\documentclass[10pt]{article}
\usepackage{amsfonts}
\usepackage{fullpage,amsmath}
%\usepackage{epsfig}
\begin{document}
\input{preamble.tex}
\lecture{6}{Feb 23, 2015}{Madhu Sudan}{Prashant Vasudevan}
\paragraph{Outline:}
\begin{itemize}
\item Nearly linear-time algorithms
\begin{itemize}
\item Division
\item GCD
\end{itemize}
\item Factorisation
\begin{itemize}
\item Over finite fields.
\end{itemize}
\end{itemize}
\paragraph{From last week:}
For the running time of the algorithm for multiplying polynomials from last class, we had the following recurrence:
\begin{align*}
T(n) = c\sqrt{n} + T(\sqrt{n}) + O(n\log{n})
\end{align*}
It turns out that the precise value of $c$ does matter in determining the asymptotic behaviour of $T$. If $c = 1$, we get $T(n) = O(n\log{n})$, and if $c$ is something larger, in general we get $T(n) = O(n\log^{O(1)}{n})$. In our case it turns out that $c = 2$, and $T(n) = O(n\log{n}\log{\log{n}})$.

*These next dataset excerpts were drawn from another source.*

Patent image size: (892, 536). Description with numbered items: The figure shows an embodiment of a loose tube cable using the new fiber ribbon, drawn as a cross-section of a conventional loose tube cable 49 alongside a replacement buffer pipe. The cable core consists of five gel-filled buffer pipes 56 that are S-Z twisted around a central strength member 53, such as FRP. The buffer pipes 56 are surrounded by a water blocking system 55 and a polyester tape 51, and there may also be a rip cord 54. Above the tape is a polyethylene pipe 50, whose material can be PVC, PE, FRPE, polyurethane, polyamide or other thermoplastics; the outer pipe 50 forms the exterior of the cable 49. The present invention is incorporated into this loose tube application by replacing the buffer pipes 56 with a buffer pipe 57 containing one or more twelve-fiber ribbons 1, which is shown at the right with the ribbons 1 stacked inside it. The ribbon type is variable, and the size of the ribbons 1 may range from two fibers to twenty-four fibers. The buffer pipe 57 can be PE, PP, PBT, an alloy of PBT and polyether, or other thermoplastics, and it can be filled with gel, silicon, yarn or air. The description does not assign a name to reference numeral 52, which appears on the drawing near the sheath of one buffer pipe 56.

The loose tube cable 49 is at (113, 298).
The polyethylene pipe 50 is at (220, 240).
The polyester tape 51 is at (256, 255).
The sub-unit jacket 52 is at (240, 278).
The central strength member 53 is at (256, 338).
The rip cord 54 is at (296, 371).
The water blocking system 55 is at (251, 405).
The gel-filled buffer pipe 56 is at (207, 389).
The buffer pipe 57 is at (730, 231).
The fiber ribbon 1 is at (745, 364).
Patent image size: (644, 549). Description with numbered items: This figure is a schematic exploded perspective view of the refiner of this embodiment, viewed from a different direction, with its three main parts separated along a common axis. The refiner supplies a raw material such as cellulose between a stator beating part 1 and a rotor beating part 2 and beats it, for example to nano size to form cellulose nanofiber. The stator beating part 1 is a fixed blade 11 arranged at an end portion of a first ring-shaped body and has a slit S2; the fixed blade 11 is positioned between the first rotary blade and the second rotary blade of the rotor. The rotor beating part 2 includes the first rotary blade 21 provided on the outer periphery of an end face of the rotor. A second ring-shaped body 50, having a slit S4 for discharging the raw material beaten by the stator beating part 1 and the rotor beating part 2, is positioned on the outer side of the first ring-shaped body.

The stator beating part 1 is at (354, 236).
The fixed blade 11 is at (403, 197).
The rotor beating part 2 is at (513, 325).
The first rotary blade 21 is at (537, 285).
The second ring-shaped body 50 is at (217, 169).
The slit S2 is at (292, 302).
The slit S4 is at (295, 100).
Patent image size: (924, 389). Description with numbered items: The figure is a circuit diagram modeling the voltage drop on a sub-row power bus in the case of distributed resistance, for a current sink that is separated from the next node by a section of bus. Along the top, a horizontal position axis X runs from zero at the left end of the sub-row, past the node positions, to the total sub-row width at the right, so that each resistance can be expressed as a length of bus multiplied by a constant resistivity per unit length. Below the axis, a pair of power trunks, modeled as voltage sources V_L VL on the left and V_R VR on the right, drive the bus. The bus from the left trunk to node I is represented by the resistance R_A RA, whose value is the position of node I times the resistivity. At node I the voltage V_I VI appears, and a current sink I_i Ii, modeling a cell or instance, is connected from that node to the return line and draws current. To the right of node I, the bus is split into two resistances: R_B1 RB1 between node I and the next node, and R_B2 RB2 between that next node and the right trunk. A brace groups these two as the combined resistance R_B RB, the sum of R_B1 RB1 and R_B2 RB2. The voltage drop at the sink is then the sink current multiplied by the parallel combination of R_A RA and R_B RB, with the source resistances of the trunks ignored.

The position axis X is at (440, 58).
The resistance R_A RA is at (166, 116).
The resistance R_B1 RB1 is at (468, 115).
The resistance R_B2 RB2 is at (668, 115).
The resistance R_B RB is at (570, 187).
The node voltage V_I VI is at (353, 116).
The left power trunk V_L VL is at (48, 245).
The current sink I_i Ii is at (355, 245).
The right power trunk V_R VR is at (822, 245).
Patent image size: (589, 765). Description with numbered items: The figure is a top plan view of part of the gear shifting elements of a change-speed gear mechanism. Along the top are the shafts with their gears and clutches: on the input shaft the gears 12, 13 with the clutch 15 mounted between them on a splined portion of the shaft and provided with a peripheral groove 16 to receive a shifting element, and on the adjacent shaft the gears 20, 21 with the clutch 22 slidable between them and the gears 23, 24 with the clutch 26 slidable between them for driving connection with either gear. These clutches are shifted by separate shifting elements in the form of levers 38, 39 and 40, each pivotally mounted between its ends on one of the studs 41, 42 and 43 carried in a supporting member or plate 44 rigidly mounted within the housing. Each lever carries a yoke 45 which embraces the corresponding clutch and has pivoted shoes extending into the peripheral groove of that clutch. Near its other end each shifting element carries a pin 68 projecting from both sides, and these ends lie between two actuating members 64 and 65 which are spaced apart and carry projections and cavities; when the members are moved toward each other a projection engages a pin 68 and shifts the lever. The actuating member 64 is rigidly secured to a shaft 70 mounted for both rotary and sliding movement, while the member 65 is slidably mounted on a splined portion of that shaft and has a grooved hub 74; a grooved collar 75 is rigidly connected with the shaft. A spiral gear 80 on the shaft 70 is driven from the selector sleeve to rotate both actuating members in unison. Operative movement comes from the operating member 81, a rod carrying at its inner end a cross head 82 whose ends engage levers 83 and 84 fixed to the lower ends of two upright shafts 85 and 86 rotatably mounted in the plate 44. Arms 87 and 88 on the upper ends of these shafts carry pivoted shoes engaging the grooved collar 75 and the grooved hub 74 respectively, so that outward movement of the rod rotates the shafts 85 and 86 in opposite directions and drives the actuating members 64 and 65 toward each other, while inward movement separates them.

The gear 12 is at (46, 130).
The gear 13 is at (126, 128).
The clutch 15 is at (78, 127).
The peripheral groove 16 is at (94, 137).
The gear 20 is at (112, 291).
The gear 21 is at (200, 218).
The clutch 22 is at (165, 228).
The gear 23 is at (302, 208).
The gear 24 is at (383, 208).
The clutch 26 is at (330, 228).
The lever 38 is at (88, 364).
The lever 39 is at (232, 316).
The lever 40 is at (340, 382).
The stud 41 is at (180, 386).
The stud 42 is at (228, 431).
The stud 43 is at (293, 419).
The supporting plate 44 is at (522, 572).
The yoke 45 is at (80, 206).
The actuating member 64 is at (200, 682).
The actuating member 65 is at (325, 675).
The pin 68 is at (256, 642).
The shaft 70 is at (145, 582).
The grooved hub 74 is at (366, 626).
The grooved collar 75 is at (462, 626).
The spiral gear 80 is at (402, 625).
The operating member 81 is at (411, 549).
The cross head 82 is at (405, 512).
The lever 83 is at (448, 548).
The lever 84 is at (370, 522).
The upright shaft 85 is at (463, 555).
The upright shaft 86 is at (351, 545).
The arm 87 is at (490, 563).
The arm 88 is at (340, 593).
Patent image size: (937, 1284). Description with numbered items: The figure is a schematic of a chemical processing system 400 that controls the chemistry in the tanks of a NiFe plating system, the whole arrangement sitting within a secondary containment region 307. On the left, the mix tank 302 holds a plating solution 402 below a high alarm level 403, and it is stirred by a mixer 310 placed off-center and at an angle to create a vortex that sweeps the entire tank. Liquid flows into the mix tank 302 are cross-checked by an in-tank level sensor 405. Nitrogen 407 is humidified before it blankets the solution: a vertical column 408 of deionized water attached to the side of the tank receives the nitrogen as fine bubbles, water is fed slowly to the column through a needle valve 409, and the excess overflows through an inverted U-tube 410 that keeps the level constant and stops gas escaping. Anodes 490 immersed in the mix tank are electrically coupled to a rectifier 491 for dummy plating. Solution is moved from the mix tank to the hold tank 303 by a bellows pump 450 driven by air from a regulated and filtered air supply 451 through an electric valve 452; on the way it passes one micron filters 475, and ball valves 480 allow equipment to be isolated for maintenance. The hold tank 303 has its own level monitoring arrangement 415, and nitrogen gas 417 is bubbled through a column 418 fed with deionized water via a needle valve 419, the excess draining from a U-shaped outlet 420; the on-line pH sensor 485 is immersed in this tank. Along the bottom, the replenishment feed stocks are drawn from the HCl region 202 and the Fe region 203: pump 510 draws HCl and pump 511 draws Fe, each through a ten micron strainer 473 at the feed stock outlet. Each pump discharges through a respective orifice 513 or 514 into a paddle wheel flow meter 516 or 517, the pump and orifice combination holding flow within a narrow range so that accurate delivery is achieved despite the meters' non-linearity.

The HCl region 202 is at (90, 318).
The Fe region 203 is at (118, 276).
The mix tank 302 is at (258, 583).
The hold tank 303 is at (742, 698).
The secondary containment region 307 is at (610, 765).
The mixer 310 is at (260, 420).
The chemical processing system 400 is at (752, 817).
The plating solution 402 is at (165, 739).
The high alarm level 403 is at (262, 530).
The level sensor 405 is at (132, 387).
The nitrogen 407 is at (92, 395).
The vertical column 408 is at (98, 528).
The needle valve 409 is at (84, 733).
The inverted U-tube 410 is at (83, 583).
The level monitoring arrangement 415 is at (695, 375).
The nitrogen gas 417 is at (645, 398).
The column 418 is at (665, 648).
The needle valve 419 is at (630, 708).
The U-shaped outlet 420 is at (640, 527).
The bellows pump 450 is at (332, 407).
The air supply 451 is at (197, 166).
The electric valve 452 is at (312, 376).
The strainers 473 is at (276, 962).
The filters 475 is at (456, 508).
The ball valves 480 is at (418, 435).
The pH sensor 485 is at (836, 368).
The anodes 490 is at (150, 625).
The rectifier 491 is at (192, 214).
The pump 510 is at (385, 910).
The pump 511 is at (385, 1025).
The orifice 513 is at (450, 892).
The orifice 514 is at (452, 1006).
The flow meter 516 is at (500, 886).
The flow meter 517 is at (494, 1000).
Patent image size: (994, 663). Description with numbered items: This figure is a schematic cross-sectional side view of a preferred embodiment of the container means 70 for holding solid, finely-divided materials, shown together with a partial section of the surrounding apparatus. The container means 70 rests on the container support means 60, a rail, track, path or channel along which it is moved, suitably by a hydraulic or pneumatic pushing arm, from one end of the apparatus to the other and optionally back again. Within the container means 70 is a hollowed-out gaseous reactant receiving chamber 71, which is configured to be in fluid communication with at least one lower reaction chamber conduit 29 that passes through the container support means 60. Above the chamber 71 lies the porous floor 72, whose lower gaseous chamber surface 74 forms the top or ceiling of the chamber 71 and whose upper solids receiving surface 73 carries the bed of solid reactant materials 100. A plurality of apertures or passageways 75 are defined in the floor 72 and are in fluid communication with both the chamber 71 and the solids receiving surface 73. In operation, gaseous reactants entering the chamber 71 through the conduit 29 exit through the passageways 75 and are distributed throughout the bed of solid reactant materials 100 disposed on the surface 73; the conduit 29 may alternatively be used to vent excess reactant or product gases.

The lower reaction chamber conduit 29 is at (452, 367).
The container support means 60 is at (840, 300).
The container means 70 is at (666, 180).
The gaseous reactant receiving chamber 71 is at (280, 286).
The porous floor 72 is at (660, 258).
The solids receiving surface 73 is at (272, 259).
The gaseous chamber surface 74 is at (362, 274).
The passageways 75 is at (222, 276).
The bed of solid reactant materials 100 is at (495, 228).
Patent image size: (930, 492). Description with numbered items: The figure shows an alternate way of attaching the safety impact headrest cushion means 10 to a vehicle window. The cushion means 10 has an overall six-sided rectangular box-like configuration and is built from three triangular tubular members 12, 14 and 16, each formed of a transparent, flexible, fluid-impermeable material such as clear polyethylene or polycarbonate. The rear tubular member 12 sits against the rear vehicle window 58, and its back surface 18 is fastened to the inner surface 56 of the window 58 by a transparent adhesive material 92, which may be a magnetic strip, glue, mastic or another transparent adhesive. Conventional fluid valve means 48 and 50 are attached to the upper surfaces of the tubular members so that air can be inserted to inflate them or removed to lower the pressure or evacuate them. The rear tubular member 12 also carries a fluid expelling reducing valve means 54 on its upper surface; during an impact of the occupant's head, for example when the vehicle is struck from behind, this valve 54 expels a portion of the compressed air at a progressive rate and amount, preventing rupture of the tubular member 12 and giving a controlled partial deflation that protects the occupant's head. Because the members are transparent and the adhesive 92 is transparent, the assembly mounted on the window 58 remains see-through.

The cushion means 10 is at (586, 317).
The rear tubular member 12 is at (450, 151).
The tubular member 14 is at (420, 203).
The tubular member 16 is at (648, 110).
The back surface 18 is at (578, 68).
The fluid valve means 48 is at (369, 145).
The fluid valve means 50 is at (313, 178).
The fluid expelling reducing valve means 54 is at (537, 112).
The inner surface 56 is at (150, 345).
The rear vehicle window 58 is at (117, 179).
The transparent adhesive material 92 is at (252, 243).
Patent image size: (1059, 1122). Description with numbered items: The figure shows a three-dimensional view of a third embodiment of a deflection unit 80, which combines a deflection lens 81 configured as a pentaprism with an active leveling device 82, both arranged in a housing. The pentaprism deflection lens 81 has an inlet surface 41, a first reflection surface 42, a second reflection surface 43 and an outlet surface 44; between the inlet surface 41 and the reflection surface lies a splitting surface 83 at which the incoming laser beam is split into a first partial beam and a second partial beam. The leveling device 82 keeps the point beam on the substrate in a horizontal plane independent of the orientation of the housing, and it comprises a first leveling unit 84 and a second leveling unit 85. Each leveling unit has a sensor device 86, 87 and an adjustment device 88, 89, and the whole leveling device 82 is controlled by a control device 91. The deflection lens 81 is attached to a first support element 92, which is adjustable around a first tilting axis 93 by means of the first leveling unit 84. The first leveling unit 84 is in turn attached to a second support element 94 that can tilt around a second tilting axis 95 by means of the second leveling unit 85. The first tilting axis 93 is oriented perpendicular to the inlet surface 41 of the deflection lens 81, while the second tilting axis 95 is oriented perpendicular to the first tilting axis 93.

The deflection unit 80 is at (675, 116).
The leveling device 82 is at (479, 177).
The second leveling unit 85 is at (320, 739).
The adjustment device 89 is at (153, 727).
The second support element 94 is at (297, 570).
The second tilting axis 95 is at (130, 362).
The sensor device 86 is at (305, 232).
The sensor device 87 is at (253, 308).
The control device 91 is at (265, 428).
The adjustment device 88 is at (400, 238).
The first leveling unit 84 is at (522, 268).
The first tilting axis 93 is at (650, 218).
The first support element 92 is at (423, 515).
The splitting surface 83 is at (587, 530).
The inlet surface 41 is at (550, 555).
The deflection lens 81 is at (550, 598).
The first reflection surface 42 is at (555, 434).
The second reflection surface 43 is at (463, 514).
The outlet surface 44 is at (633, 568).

The fact that the above problem of multiplying polynomials has a nearly linear-time algorihm is not as surprising as it might seem at first glance, as one way one might do this is by abandoning finite fields and multiplying the polynomials as though they were over $\mathbb{C}$, where the requisite roots of unity are present to multiply using Fourier transforms. The catch is that these roots may not have short descriptions, but this may be overcome by taking only $O(\log{n})$ bits of precision, which should still give us the answer in $O(n \log^{O(1)}{n})$ time.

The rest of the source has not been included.